Os relatórios produzidos pelo mecanismo de avaliação são classificados. É essa batalha que Carlos Coelho pretende travar, ao requerer à Comissão Europeia que seja mais criteriosa na classificação dos documentos, mantendo protegidas apenas as informações sensíveis — por exemplo, que ponham em causa, de forma direta, a segurança de um Estado-membro. Tudo o resto, e essa será a maior fatia da informação produzida pelo organismo europeu de avaliação de fronteiras, deve ser libertado.
Naquilo que foi possível analisar até ao momento, o eurodeputado português destaca problemas técnicos mais simples que foram detetados — uma câmara de filmar que está mal posicionada num posto de controlo fronteiriço –, mas também dificuldades mais complexas: a formação inadequada dos guardas a quem cabe fazer o controlo (que também são em número insuficiente), a falta de definição dos mecanismos de deteção de cidadãos em situação irregular, carências de financiamento e de equipamentos. “Espero que o Parlamento ajude a corrigir as más prestações das polícias de fronteira onde elas não estão a correr bem. Antigamente, isto era posto para debaixo do tapete porque era um sistema intergovernamental. Agora é um sistema comunitário, mas está muito limitado à Comissão Europeia e aos Estados-membros. Com o envolvimento do Parlamento podemos ter uma pressão maior para que, detetado um problema numa fronteira, ele não seja esquecido mas que sejam convocados os mecanismos necessários para ajudar a resolver o problema e o Parlamento pressionar a Comissão e os Estados-membros para que isso aconteça”, refere Carlos Coelho.
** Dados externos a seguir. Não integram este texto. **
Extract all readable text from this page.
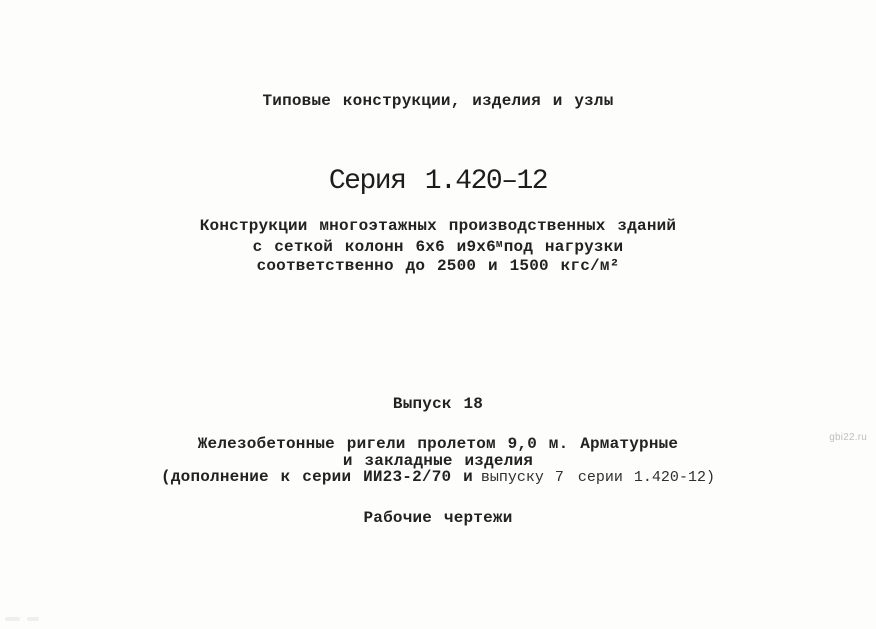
Типовые конструкции, изделия и узлы
Серия 1.420–12
Конструкции многоэтажных производственных зданий
с сеткой колонн 6х6 $и9х6^мпод$ нагрузки
соответственно до 2500 и 1500 кгс/м²
Выпуск 18
Железобетонные ригели пролетом 9,0 м. Арматурные
и закладные изделия
(дополнение к серии ИИ23-2/70 и выпуску 7 серии 1.420-12)
Рабочие чертежи
gbi22.ru
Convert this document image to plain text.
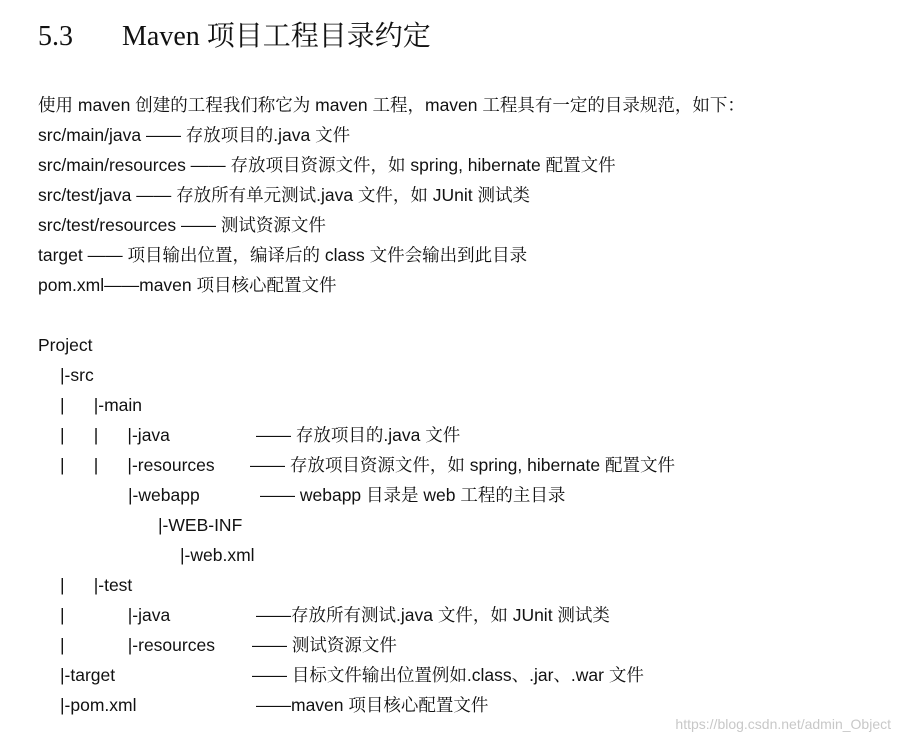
5.3 Maven 项目工程目录约定
使用 maven 创建的工程我们称它为 maven 工程，maven 工程具有一定的目录规范，如下：
src/main/java —— 存放项目的.java 文件
src/main/resources —— 存放项目资源文件，如 spring, hibernate 配置文件
src/test/java —— 存放所有单元测试.java 文件，如 JUnit 测试类
src/test/resources —— 测试资源文件
target —— 项目输出位置，编译后的 class 文件会输出到此目录
pom.xml——maven 项目核心配置文件
Project
|-src
|      |-main
|      |      |-java	—— 存放项目的.java 文件
|      |      |-resources —— 存放项目资源文件，如 spring, hibernate 配置文件
|-webapp	—— webapp 目录是 web 工程的主目录
|-WEB-INF
|-web.xml
|      |-test
|             |-java	——存放所有测试.java 文件，如 JUnit 测试类
|             |-resources —— 测试资源文件
|-target	—— 目标文件输出位置例如.class、.jar、.war 文件
|-pom.xml	——maven 项目核心配置文件
https://blog.csdn.net/admin_Object
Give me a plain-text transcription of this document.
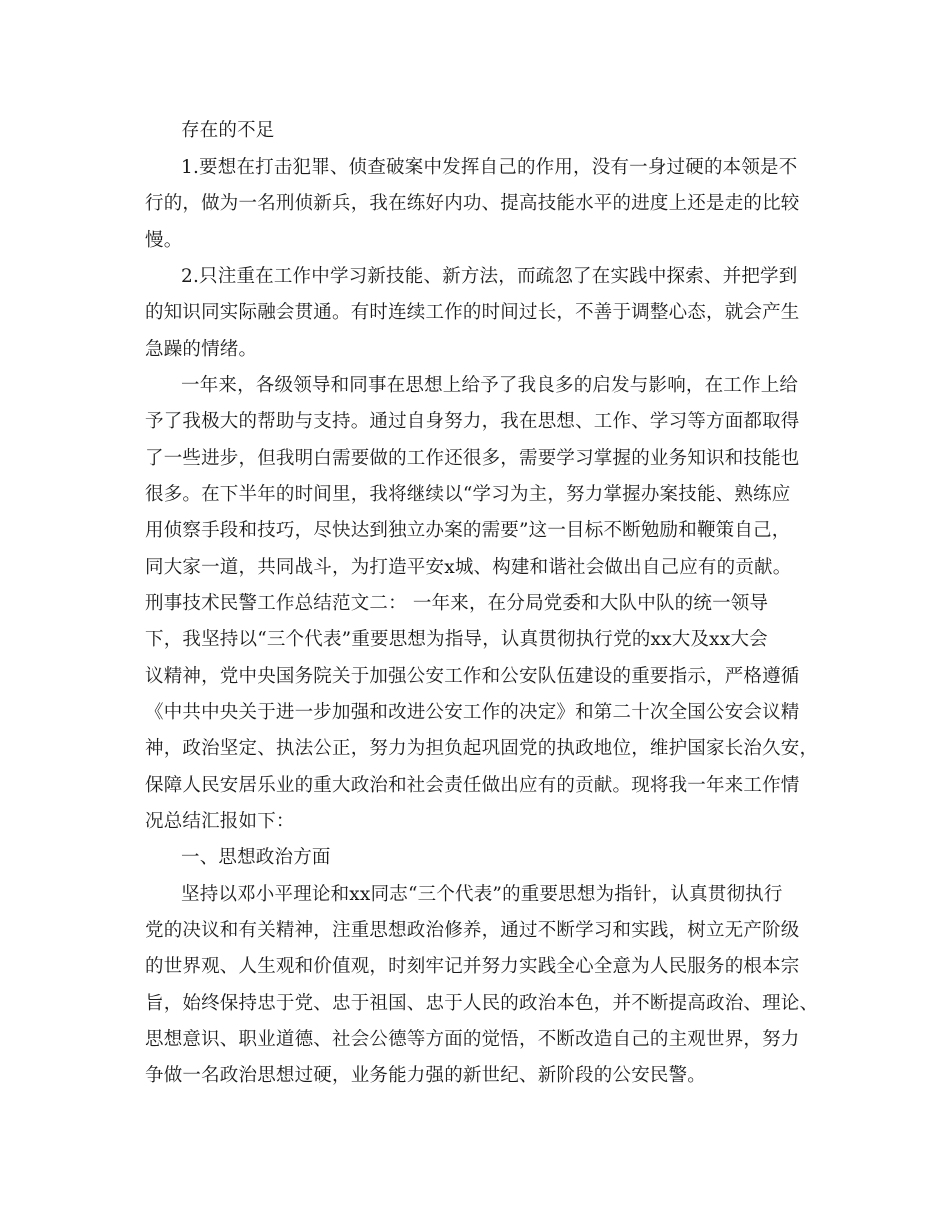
存在的不足
1.要想在打击犯罪、侦查破案中发挥自己的作用，没有一身过硬的本领是不
行的，做为一名刑侦新兵，我在练好内功、提高技能水平的进度上还是走的比较
慢。
2.只注重在工作中学习新技能、新方法，而疏忽了在实践中探索、并把学到
的知识同实际融会贯通。有时连续工作的时间过长，不善于调整心态，就会产生
急躁的情绪。
一年来，各级领导和同事在思想上给予了我良多的启发与影响，在工作上给
予了我极大的帮助与支持。通过自身努力，我在思想、工作、学习等方面都取得
了一些进步，但我明白需要做的工作还很多，需要学习掌握的业务知识和技能也
很多。在下半年的时间里，我将继续以“学习为主，努力掌握办案技能、熟练应
用侦察手段和技巧，尽快达到独立办案的需要”这一目标不断勉励和鞭策自己，
同大家一道，共同战斗，为打造平安x城、构建和谐社会做出自己应有的贡献。
刑事技术民警工作总结范文二： 一年来，在分局党委和大队中队的统一领导
下，我坚持以“三个代表”重要思想为指导，认真贯彻执行党的xx大及xx大会
议精神，党中央国务院关于加强公安工作和公安队伍建设的重要指示，严格遵循
《中共中央关于进一步加强和改进公安工作的决定》和第二十次全国公安会议精
神，政治坚定、执法公正，努力为担负起巩固党的执政地位，维护国家长治久安，
保障人民安居乐业的重大政治和社会责任做出应有的贡献。现将我一年来工作情
况总结汇报如下：
一、思想政治方面
坚持以邓小平理论和xx同志“三个代表”的重要思想为指针，认真贯彻执行
党的决议和有关精神，注重思想政治修养，通过不断学习和实践，树立无产阶级
的世界观、人生观和价值观，时刻牢记并努力实践全心全意为人民服务的根本宗
旨，始终保持忠于党、忠于祖国、忠于人民的政治本色，并不断提高政治、理论、
思想意识、职业道德、社会公德等方面的觉悟，不断改造自己的主观世界，努力
争做一名政治思想过硬，业务能力强的新世纪、新阶段的公安民警。
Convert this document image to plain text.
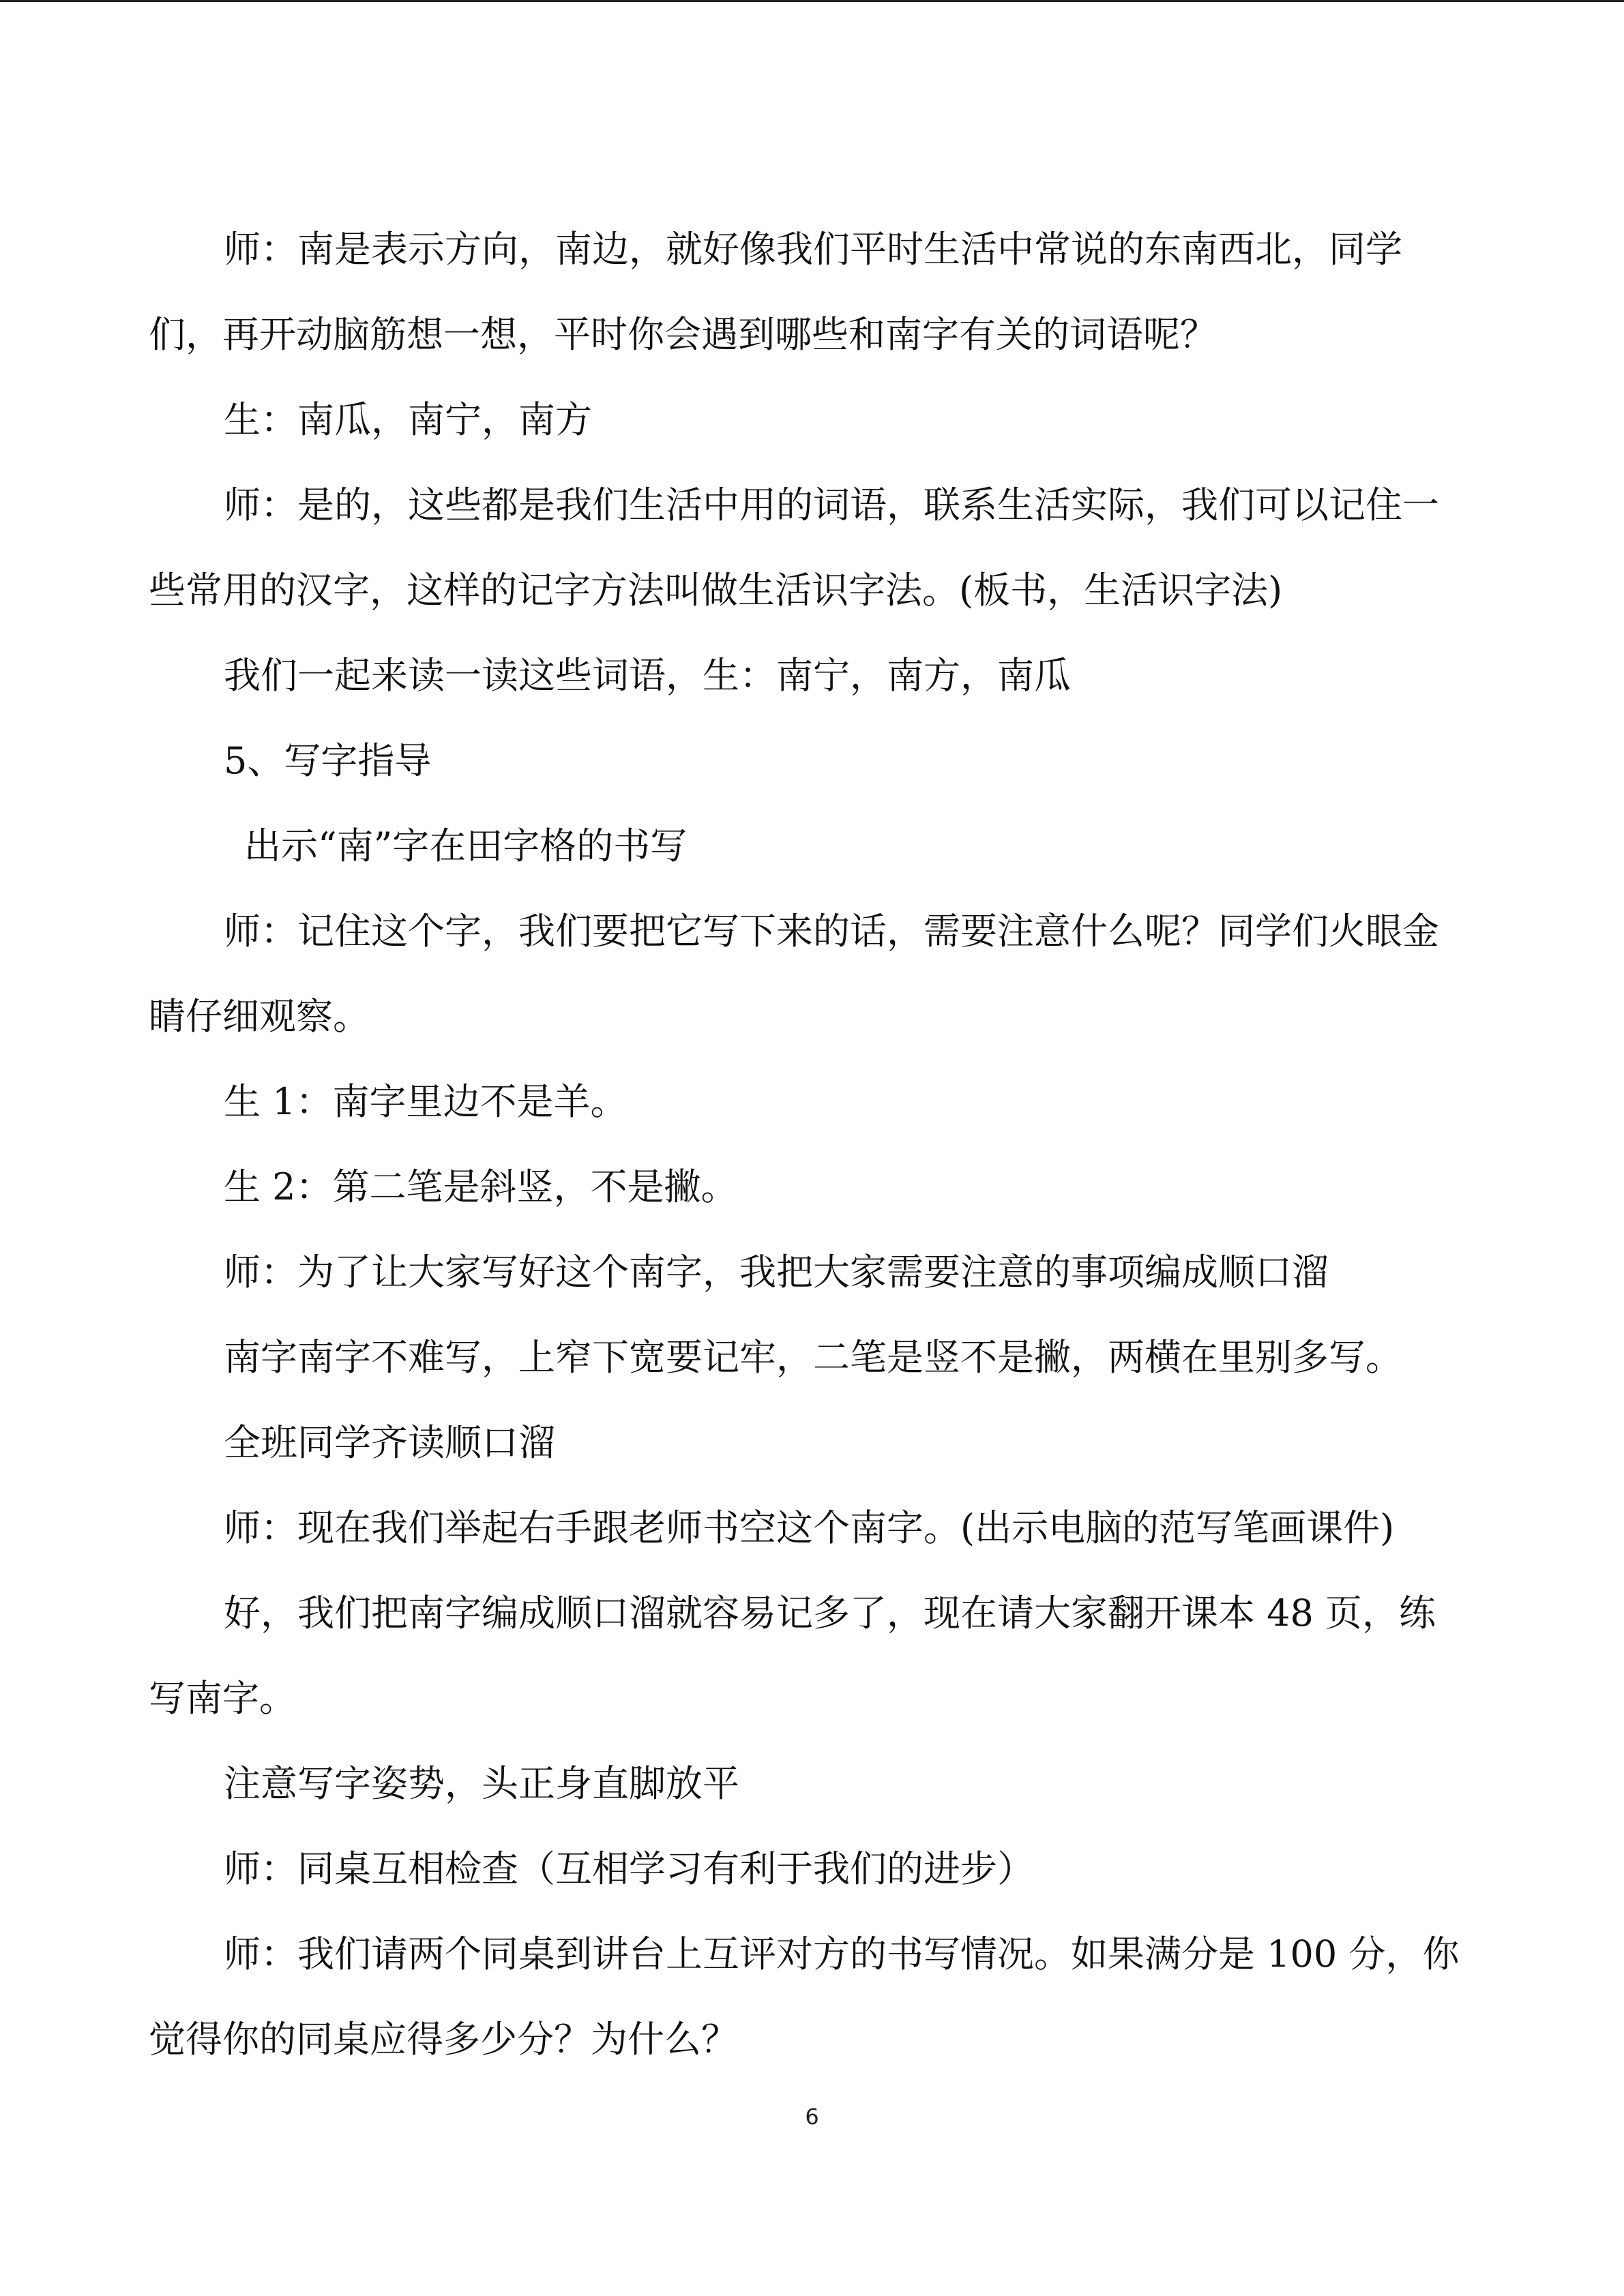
师：南是表示方向，南边，就好像我们平时生活中常说的东南西北，同学们，再开动脑筋想一想，平时你会遇到哪些和南字有关的词语呢？

生：南瓜，南宁，南方

师：是的，这些都是我们生活中用的词语，联系生活实际，我们可以记住一些常用的汉字，这样的记字方法叫做生活识字法。(板书，生活识字法)

我们一起来读一读这些词语，生：南宁，南方，南瓜

5、写字指导

出示“南”字在田字格的书写

师：记住这个字，我们要把它写下来的话，需要注意什么呢？同学们火眼金睛仔细观察。

生 1：南字里边不是羊。

生 2：第二笔是斜竖，不是撇。

师：为了让大家写好这个南字，我把大家需要注意的事项编成顺口溜

南字南字不难写，上窄下宽要记牢，二笔是竖不是撇，两横在里别多写。

全班同学齐读顺口溜

师：现在我们举起右手跟老师书空这个南字。(出示电脑的范写笔画课件)

好，我们把南字编成顺口溜就容易记多了，现在请大家翻开课本 48 页，练写南字。

注意写字姿势，头正身直脚放平

师：同桌互相检查（互相学习有利于我们的进步）

师：我们请两个同桌到讲台上互评对方的书写情况。如果满分是 100 分，你觉得你的同桌应得多少分？为什么？

6
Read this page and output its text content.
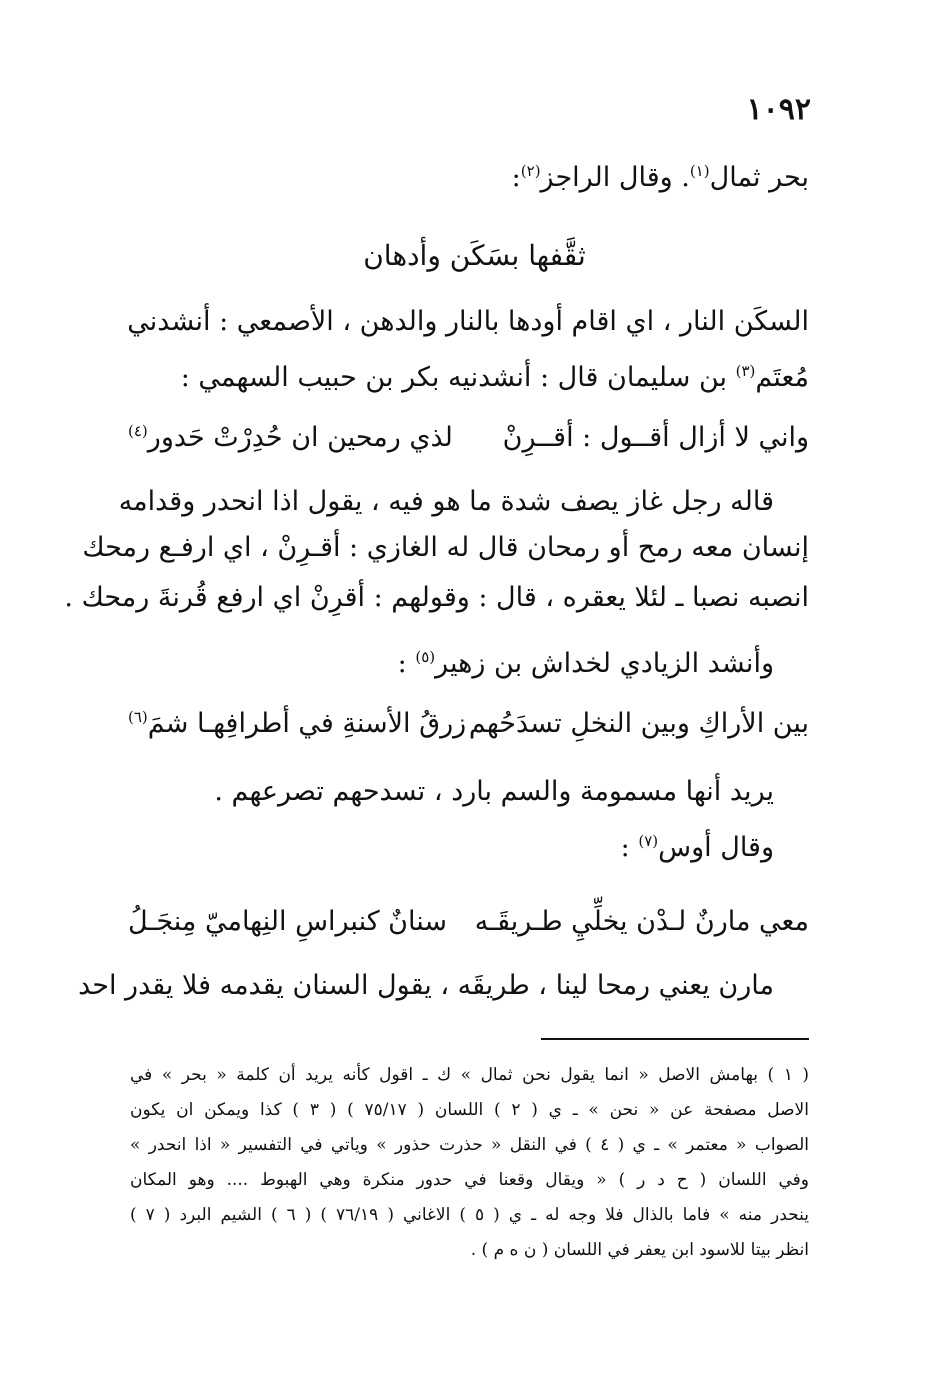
١٠٩٢
بحر ثمال$^{(١)}$. وقال الراجز$^{(٢)}$:
ثقَّفها بسَكَن وأدهان
السكَن النار ، اي اقام أودها بالنار والدهن ، الأصمعي : أنشدني
مُعتَم$^{(٣)}$ بن سليمان قال : أنشدنيه بكر بن حبيب السهمي :
واني لا أزال أقــول : أقــرِنْ
لذي رمحين ان حُدِرْتْ حَدور$^{(٤)}$
قاله رجل غاز يصف شدة ما هو فيه ، يقول اذا انحدر وقدامه
إنسان معه رمح أو رمحان قال له الغازي : أقـرِنْ ، اي ارفـع رمحك
انصبه نصبا ـ لئلا يعقره ، قال : وقولهم : أقرِنْ اي ارفع قُرنةَ رمحك .
وأنشد الزيادي لخداش بن زهير$^{(٥)}$ :
بين الأراكِ وبين النخلِ تسدَحُهم
زرقُ الأسنةِ في أطرافِهـا شمَ$^{(٦)}$
يريد أنها مسمومة والسم بارد ، تسدحهم تصرعهم .
وقال أوس$^{(٧)}$ :
معي مارنٌ لـدْن يخلِّيِ طـريقَـه
سنانٌ كنبراسِ النِهاميّ مِنجَـلُ
مارن يعني رمحا لينا ، طريقَه ، يقول السنان يقدمه فلا يقدر احد
( ١ ) بهامش الاصل « انما يقول نحن ثمال » ك ـ اقول كأنه يريد أن كلمة « بحر » في
الاصل مصفحة عن « نحن » ـ ي ( ٢ ) اللسان ( ٧٥/١٧ ) ( ٣ ) كذا ويمكن ان يكون
الصواب « معتمر » ـ ي ( ٤ ) في النقل « حذرت حذور » وياتي في التفسير « اذا انحدر »
وفي اللسان ( ح د ر ) « ويقال وقعنا في حدور منكرة وهي الهبوط .... وهو المكان
ينحدر منه » فاما بالذال فلا وجه له ـ ي ( ٥ ) الاغاني ( ٧٦/١٩ ) ( ٦ ) الشيم البرد ( ٧ )
انظر بيتا للاسود ابن يعفر في اللسان ( ن ه م ) .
Entretanto, a nova agência europeia para o controlo de fronteiras (a Guarda Costeira e de Fronteiras Europeia) foi inaugurada com uma cerimónia na Hungria, o Estado que fechou as portas a estrangeiros e que se recusa a aceitar mais refugiados em busca de asilo no seu território, empurrando essa responsabilidade para países como a Grécia e Itália.
A equipa da nova agência, que sucede à Frontex, terá uma equipa fixa de 1500 elementos, dos vários países da União (o tal esforço comum a que o comissário Avramopoulos se referia), uma parte dos quais permanentemente disponíveis para acorrer a um Estado que tenha de lidar com uma vaga inesperada de cidadãos estrangeiros que cheguem ao seu território.